Lituania abbassò lo sguardo e annuì, docile. “Sissignore.” Uscì dall’ombra del palazzo alle sue spalle, si infilò le maniche della giacca, abbottonandosi lungo il torso, e prese la strada verso il piccolo boschetto di abeti. Sentì subito l’aria farsi più fredda, l’odore di bosco pungergli il naso, e i primi fiocchi di neve caddero a macchiargli i capelli di bianco.

Gettò un ultimo sguardo da sopra la spalla, mentre si stava aggiustando il colletto, giusto in tempo per vedere Russia che lo salutava con la mano.

“Ti aspettiamo per l’ora di cena.”

Russia strinse Moldavia al petto e si girò, tornando sotto i portici, in mezzo alle colonne di marmo e oro. Estonia fu il primo a seguirlo, a mettersi di fianco a lui, spalle basse, sguardo chino e le carte abbracciate al petto. Lettonia gli corse incontro e tornò ad appendersi al suo fianco, Finlandia e Svezia dietro di loro, Hanatamago a zampettare accanto ai loro piedi.

Estonia sollevò solo gli occhi, li posò sul viso sorridente di Russia, sull’abbraccio che teneva Moldavia protetto contro di sé, sulla sua grande e fredda ombra che lo seppelliva in un sudario di gelo.

Trattenne il fiato, sentì il cuore fermarsi contro i fascicoli che stringeva fra le braccia.

Puntargli una pistola addosso?

Lui con una pistola in mano. Lui con le braccia tese, entrambe le mani strette al calcio, gli indici infilati nell’anello del grilletto, i polpastrelli sovrapposti alla levetta. Lui con la canna dell’arma rivolta contro il corpo di Russia. Lui che spremeva gli indici e...

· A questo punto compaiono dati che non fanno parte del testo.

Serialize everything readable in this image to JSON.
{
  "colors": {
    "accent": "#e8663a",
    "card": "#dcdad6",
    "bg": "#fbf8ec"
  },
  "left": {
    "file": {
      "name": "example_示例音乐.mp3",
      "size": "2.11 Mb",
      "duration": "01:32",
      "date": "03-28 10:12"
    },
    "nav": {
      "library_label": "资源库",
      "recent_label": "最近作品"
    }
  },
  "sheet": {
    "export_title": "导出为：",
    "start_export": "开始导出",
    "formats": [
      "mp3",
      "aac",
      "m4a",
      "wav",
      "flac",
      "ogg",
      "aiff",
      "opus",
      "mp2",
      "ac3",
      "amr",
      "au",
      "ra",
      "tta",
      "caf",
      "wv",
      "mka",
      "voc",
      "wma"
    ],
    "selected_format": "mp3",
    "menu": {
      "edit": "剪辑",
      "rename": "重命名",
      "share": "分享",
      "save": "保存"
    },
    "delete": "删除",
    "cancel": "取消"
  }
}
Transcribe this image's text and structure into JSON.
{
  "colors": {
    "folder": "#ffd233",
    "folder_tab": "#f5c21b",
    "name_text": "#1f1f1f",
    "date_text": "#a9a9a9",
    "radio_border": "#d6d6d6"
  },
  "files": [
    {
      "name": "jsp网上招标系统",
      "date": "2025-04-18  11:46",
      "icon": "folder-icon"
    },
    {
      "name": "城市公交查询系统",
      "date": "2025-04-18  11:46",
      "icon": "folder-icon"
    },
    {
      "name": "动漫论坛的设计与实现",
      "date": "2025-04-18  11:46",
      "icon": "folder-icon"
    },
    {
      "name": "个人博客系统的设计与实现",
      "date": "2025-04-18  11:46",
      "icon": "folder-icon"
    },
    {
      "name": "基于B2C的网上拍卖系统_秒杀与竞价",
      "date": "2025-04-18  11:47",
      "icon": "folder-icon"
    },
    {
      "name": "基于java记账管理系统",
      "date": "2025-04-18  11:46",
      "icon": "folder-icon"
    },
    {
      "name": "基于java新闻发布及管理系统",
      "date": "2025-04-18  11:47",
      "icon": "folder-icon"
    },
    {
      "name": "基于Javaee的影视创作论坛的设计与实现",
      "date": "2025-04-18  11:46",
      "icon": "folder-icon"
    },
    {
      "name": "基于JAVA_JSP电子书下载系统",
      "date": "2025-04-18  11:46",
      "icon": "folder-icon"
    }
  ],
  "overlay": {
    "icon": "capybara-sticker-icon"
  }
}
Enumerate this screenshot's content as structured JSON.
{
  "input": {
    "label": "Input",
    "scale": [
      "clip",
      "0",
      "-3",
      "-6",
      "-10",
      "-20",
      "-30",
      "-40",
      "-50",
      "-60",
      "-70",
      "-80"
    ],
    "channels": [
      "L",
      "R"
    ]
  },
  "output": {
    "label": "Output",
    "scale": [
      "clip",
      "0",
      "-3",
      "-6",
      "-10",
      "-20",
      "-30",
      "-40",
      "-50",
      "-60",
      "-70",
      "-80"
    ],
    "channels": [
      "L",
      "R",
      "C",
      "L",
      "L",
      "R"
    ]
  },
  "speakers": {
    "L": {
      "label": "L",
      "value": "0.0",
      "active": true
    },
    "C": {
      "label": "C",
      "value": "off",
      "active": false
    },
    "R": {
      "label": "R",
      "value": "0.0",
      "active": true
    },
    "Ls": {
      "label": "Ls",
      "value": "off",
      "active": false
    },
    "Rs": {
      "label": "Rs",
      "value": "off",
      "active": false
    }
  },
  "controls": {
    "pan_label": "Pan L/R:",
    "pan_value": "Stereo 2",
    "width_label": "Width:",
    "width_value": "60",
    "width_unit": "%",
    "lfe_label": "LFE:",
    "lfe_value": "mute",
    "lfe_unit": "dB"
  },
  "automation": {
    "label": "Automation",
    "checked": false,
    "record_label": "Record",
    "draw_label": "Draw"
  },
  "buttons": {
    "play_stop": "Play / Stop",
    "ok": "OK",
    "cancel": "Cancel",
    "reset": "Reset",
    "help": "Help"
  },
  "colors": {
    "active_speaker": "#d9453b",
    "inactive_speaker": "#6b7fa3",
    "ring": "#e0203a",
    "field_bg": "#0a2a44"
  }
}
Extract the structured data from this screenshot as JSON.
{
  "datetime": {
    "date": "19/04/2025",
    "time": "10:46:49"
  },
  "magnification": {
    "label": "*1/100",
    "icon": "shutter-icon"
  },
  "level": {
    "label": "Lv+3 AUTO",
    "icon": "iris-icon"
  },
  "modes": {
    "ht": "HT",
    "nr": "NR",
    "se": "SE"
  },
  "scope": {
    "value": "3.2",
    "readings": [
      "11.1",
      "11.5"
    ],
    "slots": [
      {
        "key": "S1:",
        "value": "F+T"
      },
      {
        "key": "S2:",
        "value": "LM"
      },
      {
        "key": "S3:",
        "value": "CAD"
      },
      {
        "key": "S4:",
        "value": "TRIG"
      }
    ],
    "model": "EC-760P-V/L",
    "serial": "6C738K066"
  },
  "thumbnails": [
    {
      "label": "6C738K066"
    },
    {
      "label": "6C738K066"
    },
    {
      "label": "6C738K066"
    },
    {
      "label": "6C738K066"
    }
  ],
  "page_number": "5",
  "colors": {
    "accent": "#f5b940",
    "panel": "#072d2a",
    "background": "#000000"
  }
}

Estonia scosse il capo, gettò il viso a terra e un brivido di terrore liquido gli fece traballare la spina dorsale. Ebbe paura solo immaginando che Russia potesse leggergli nella mente e scoprire quello a cui aveva pensato.

Si diede un piccolo schiaffetto sulla guancia. Sorrise, divertito di se stesso.

Come no!

 

.

 

Diari di Estonia

 

Puntargli una pistola addosso, diceva lui. Quel giorno ci risi su, e penso che ci abbia riso su anche Finlandia. Nessuno di noi due prese quella battuta sul serio, nessuno di noi due ci credeva davvero, figuriamoci.

Ho fatto fatica a crederci persino il giorno in cui mi sono ritrovato a farlo per davvero.